Narrative Provenance
From Chapter 6's discussion of discipline formation, this concept explains why it's crucial for Archaeobytology to refuse being just a "subfield." If it is absorbed by History, it loses its technical edge; if absorbed by CS, it loses its ethical soul.
"To define a discipline, you must say what it excludes."
Field Notes
Archaeobytology performs boundary work against:
- Digital History: They study the past; we intervene to save it before it dies.
- Computer Science: They ask "how to build"; we ask "what to save" and "who owns it."
- Library Science: They work within institutions; we often work in the guerrilla zones outside them.

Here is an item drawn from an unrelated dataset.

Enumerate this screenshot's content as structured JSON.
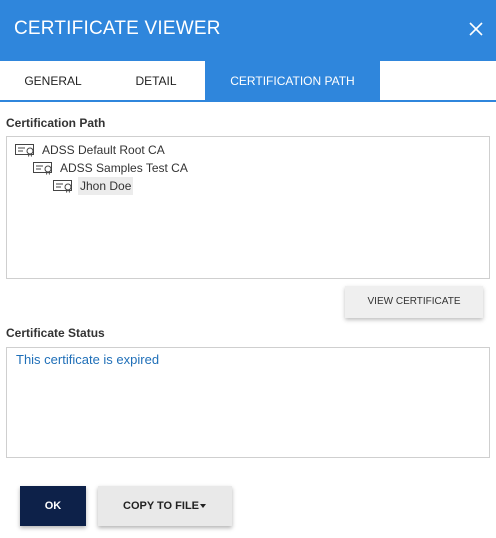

- Activism: They protest; we build and document (though we share political goals).
The Threat of Capture: Without effective boundary work, a new field risks "disciplinary capture," where it is swallowed by a larger, richer department that dilutes its radical mission. Archaeobytology resists this by insisting on its unique synthesis of Archive (preservation) and Anvil (creation).
Praxis
Boundary work isn't just academic wanking; it's survival. It allows the field to:
- Create distinct funding streams (so we don't compete with historians for scarce grants).
- Establish tenure tracks (so our scholars get hired).
- Build a canon that reflects our specific values, not just those of our neighbors.